There are several different ways to deal with class imbalance.

1) Make the Class Sizes Equal You can randomly sample data that is overrepresented to create your own balanced dataset. Advantages are that the data classes will be balanced. The disadvantage of this approach is that you are not using all of your data.

2) Average Data You can average all of the data within a class so that each participant only has one data point per class. Advantages are the data are balanced. Disadvantages are that you have dramatically reduced the amount of data going into training the model.

3) Balance Class Weights If you are using SVM, you can set class_weight=balanced. The general idea is to increase the penalty for misclassifying minority classes to prevent them from being “overwhelmed” by the majority class. See here for a brief overview.

When testing your model you can also make adjustments to calculate a balanced accuracy. Scikit-learn has the balanced_accuracy_score method, which implements the technique outlined in this paper. It essentially defines accuracy as the average recall obtained on each class.

Let's test an example using the 'class_weight'='balanced' approach.

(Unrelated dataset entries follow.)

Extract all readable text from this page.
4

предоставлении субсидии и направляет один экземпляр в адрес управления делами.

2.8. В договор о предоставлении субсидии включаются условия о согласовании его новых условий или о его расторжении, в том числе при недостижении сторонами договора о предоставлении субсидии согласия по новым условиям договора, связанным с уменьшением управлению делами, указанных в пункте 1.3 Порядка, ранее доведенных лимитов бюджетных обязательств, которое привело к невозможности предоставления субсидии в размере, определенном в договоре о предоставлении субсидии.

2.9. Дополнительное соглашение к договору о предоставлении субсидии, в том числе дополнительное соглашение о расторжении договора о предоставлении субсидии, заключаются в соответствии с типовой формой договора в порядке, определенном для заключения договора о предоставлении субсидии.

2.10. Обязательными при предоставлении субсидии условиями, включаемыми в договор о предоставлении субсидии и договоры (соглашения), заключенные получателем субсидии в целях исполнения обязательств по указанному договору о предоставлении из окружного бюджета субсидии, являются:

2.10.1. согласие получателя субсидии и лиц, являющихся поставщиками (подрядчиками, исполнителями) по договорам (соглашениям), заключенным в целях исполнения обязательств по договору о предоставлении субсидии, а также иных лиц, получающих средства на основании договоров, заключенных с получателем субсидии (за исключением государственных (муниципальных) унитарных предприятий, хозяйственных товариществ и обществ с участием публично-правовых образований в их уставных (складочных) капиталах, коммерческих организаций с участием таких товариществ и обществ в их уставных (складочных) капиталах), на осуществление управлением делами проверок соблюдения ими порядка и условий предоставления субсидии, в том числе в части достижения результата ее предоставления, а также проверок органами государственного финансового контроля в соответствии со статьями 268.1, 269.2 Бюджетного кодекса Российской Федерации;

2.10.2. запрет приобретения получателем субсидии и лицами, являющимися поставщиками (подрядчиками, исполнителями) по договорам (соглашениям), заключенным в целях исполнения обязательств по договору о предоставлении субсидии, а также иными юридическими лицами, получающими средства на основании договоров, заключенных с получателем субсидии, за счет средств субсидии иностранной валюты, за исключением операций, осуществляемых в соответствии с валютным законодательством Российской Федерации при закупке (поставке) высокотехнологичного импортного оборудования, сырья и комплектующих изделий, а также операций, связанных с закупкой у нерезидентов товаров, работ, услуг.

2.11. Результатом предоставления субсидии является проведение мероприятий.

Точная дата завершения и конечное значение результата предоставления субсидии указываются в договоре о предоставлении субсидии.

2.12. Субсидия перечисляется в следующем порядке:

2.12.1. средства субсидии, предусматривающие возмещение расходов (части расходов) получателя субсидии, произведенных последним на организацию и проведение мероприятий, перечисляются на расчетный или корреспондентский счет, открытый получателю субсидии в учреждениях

svm_stats = data.predict(algorithm='svm', cv_dict={'type': 'kfolds','n_folds': 5, 'subject_id':subject_id}, **{'class_weight':'balanced', 'kernel':"linear"})
overall accuracy: 1.00
overall CV accuracy: 0.78
threshold is ignored for simple axial plots

MVPA Patterns as Biomarkers

Now that we know how to train multivariate patterns, what can we do with them? There has been a lot of interest in their potential to serve as neural biomarkers of psychological states. If you would like to learn about how these can be used to better understand how we process and experience pain, watch these two videos by Tor Wager, where he summarizes some of the groundbreaking work he has been doing in this space.


Additional Resources

If you are feeling like you would like to learn more about some of the details and possibilities of this approach, we encourage you to read some of the many review papers from Haynes & Rees, 2006, Naselaris et al., 2011, Haxby et al., 2014, Woo et al, 2017.

There are also many great books covering the machine-learning including the freely available the elements of statistical learning and pattern recognition and machine-learning.

Finally, Here is a helpful blog post on different algorithms and reasonable default parameters.


Exercise 1. Vertical vs Horizontal Checkerboard Classification.

For this exercise, find a multivariate pattern that can discriminate between horizontal and vertical checkerboards in new participants with SVM and leave-one-subject out cross-validation.

Exercise 2. Generalizing Patterns.

Now, let's see how well this pattern generalizes to other conditions. See which other conditions this pattern appears to generalize too by applying the pattern to all of the participants. Does it only get confused for conditions involving visual information?